True enough, I backed a GoFundMe because of that lie. Because if people are going to roast something, they should know the real thing not because some lunatic was chasing their next 15 minutes of fame. A lot of people couldn’t even know it was a lie since the book was shadowbanned because the lie went viral.
What Was The Lie?
It doesn’t matter anymore. The “journalist” was exposed for lying and Thin Blue Line got published by Antarctic Press on all platforms. It’s getting a follow-up too.
What I will say is: there was a scene where pro-police supporters who served in the military wore the Punisher logo. But the leading cop angrily told them she didn’t want their kind of help. A good call, because when readers see them next, they get themselves killed going after a man profiting off riots’ property damage.

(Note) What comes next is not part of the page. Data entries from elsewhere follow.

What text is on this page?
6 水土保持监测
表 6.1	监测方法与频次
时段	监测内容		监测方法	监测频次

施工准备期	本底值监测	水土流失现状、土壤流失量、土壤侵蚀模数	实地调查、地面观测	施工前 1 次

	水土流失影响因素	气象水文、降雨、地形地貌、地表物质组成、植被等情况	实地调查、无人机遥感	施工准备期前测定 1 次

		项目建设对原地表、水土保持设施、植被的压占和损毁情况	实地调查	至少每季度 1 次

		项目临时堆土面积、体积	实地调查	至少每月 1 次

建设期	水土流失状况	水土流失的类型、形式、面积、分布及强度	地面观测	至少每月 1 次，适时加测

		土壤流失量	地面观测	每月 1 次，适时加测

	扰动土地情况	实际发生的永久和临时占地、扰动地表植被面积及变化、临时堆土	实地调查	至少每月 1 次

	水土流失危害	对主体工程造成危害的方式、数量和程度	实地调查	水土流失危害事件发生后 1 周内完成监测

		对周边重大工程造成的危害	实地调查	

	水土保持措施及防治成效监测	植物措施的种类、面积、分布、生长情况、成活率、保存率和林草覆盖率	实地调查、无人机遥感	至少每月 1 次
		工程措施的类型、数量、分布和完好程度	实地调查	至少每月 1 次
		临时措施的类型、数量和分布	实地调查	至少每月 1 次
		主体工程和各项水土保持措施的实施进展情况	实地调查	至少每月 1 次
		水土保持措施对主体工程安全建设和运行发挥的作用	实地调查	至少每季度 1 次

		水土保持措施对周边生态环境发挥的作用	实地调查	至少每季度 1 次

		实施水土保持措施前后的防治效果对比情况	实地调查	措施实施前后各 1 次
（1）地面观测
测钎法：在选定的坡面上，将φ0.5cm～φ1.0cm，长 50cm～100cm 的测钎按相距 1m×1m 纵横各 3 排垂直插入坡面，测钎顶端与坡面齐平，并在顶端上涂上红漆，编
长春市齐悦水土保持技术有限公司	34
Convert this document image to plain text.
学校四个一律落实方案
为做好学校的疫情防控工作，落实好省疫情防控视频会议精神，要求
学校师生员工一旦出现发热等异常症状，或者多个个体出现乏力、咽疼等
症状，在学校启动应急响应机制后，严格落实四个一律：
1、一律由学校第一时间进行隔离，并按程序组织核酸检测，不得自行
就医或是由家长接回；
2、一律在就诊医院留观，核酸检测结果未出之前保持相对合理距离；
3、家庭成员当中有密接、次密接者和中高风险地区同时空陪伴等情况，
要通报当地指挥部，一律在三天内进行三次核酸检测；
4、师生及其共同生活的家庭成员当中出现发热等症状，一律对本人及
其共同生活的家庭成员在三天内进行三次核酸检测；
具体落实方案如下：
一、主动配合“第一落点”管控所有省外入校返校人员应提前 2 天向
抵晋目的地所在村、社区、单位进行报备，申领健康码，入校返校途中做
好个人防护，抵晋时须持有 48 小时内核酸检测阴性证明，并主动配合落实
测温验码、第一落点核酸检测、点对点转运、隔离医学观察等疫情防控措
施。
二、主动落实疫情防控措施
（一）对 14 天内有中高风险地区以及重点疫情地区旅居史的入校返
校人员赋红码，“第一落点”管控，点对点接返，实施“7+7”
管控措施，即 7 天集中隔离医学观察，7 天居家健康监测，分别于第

Mike Baron has plenty of opinions regarding the Punisher since he wrote that character for Marvel and used it as influence for another title. But does that mean he approves of people wearing the logo in support of…stuff? All that he does say is that Thin Blue Line is realistic in ways the Punisher can never be. He also says stuff that people calling for outright police abolition won’t like.
Isn’t That Political?
When it comes to how people experience anything, their biases can get the better of them. There is such a thing as Author Tract but that doesn’t mean Author Appeal or filibuster. Also audiences can take the wrong implications of something. Remember that book you loathed to read in Middle School literature class; Catcher in the Rye? People prefer to remember that some shooters acted on things that the main character didn’t even consider. Meanwhile if you’re anything like me, you just got bored of all of the monologues. What purpose did they even serve? Basically nothing!
This is what I mean when I say that trying to say or (dis)prove that all writing is political isn’t worth the energy. People are going to imprint what they get out of something. Sometimes it’s things entirely out of the writer’s control. Sometimes the writer writes things from perspectives they don’t want any part of on a whim. Not in a mocking fashion, not antagonistic, not even closeted detail just in a way that suits a story they want to tell.
But isn’t that-
When Reading Or Writing:
This is what Dada really is. Like anything it can change, sometimes lacking a direction. But that’s where it’s real power comes from, approaching anything with a different perspective for better and for worse.
The question I have when it comes to writing and if politics influenced it is… Does it matter?